I don’t know if Poppy took medication for his depression, nor to I know if he ever attended AA to try and stop drinking. I do know that it’s so hard to face all those burdens on your own. Isolation amplifies all the problems, and gradually it becomes its own habit. Depression is every bit as serious as any physical disease you can suffer and just as life-threatening. And I think as a society, we are beginning to get closer to understanding and recognizing depression and its symptoms. Yet we still have far to go to address the shame and the unspoken narrative that you should be able to “fix” depression.

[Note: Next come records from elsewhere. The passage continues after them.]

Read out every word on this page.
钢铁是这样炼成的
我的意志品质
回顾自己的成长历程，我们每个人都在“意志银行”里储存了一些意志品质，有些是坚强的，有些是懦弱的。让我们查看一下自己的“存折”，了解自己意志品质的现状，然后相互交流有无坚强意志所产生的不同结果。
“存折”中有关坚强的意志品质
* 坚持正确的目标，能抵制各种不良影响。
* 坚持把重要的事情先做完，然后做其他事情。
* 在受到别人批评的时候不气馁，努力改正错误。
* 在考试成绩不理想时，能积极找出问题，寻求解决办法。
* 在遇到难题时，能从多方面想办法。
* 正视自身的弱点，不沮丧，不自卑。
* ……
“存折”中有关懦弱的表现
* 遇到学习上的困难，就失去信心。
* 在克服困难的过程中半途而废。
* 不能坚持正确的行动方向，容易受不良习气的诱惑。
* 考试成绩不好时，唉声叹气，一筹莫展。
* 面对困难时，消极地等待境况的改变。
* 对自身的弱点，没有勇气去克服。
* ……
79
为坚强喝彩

In June 2017 I found myself alone in an apartment. I was drunk and depressed. My fiance had rented the apartment for me because he just could not live with me and the uncertainly of my drinking. He had hopes that having some time on my own, combined with attendance to the AA meetings I had begun, would help me get better. I was at rock bottom. I had a DUI a few weeks prior, my children were living with their father, I was not living in my home and it looked like I had lost the love of my life. The regret and mistakes had piled up to the point where I felt like I was choking on them. All I wanted was another drink to numb the fear that I had destroyed my life.

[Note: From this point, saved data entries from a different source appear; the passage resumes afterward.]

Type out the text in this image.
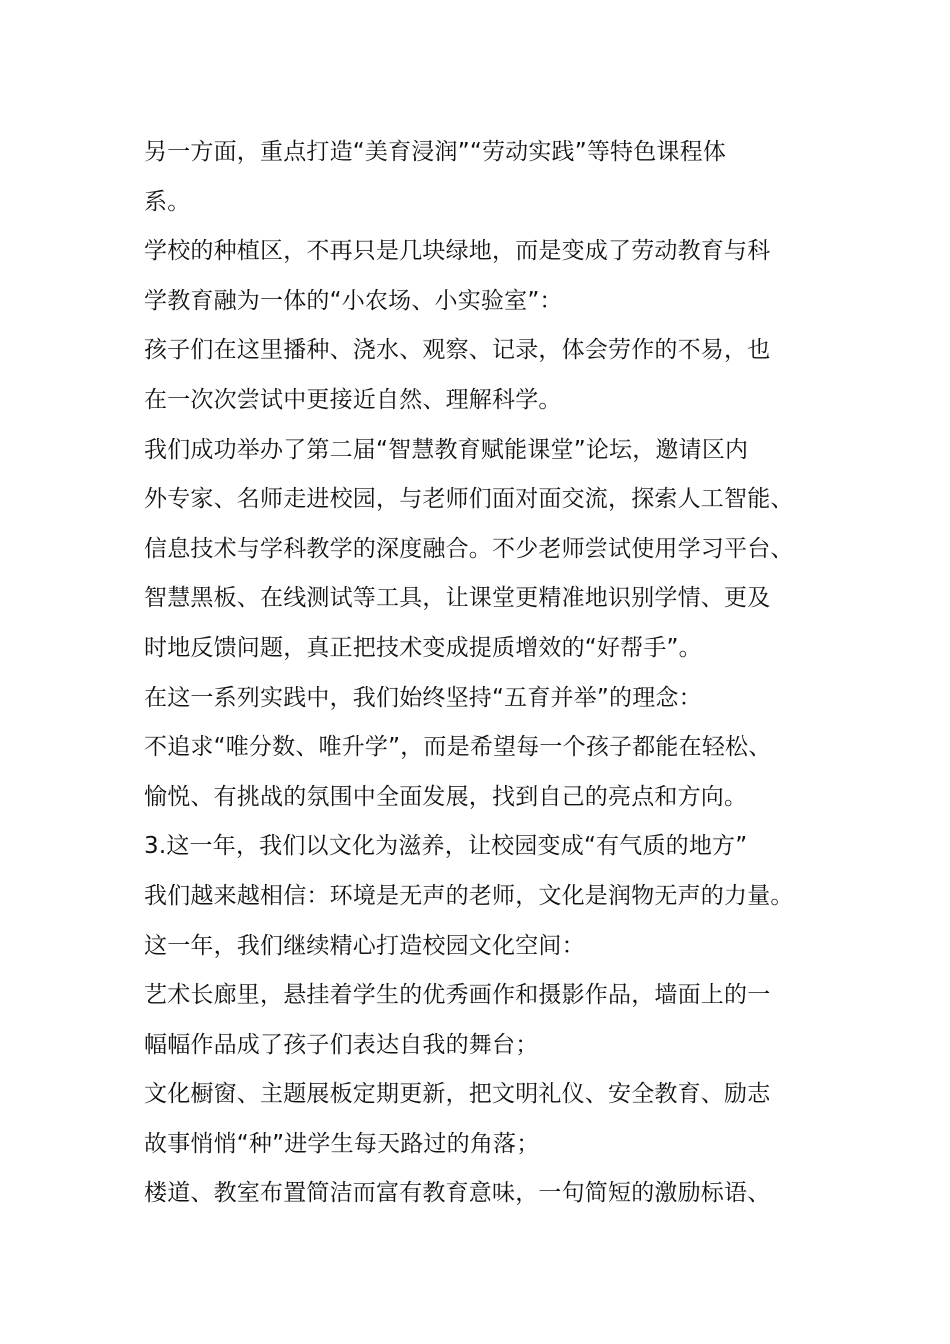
另一方面，重点打造“美育浸润”“劳动实践”等特色课程体
系。
学校的种植区，不再只是几块绿地，而是变成了劳动教育与科
学教育融为一体的“小农场、小实验室”：
孩子们在这里播种、浇水、观察、记录，体会劳作的不易，也
在一次次尝试中更接近自然、理解科学。
我们成功举办了第二届“智慧教育赋能课堂”论坛，邀请区内
外专家、名师走进校园，与老师们面对面交流，探索人工智能、
信息技术与学科教学的深度融合。不少老师尝试使用学习平台、
智慧黑板、在线测试等工具，让课堂更精准地识别学情、更及
时地反馈问题，真正把技术变成提质增效的“好帮手”。
在这一系列实践中，我们始终坚持“五育并举”的理念：
不追求“唯分数、唯升学”，而是希望每一个孩子都能在轻松、
愉悦、有挑战的氛围中全面发展，找到自己的亮点和方向。
3.这一年，我们以文化为滋养，让校园变成“有气质的地方”
我们越来越相信：环境是无声的老师，文化是润物无声的力量。
这一年，我们继续精心打造校园文化空间：
艺术长廊里，悬挂着学生的优秀画作和摄影作品，墙面上的一
幅幅作品成了孩子们表达自我的舞台；
文化橱窗、主题展板定期更新，把文明礼仪、安全教育、励志
故事悄悄“种”进学生每天路过的角落；
楼道、教室布置简洁而富有教育意味，一句简短的激励标语、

As I was sitting there, a moment of clarity hit me and I realized I was just where Poppy had been. I was unbearably alone and I didn’t see a way forward. That’s what depression does to you, it narrows your world and eventually, if it gets bad enough, it destroys your hope that things can and will get better. I knew, without a shadow of a doubt, that if I continued down that path, I was going to die. That I would doom my children to the lifetime of pain that suicide leaves in its wake. And I knew then that I had the strength to choose life and the courage to face my fears.

Since that day in June 2017 I have been sober. I went to inpatient rehab a few days later and I grabbed the opportunity with both hands. I engaged in every type of therapy offered – grief, depression and trauma. It was unbearably painful, but I dug deep to excavate my emotional life and find new, healthy coping skills for managing my depression, for dealing with life.

If you are reading this and you’re depressed, I beg you, don’t give up. I promise you that there’s help for you, whatever experiences you’ve had, whatever you have suffered. You’re in a cycle of pain, but with time, support and if you’re willing to do the work you can get better. And your life can be beautiful in ways you cannot even imagine right now. Please find the courage to reach out. You are loved and your life is precious.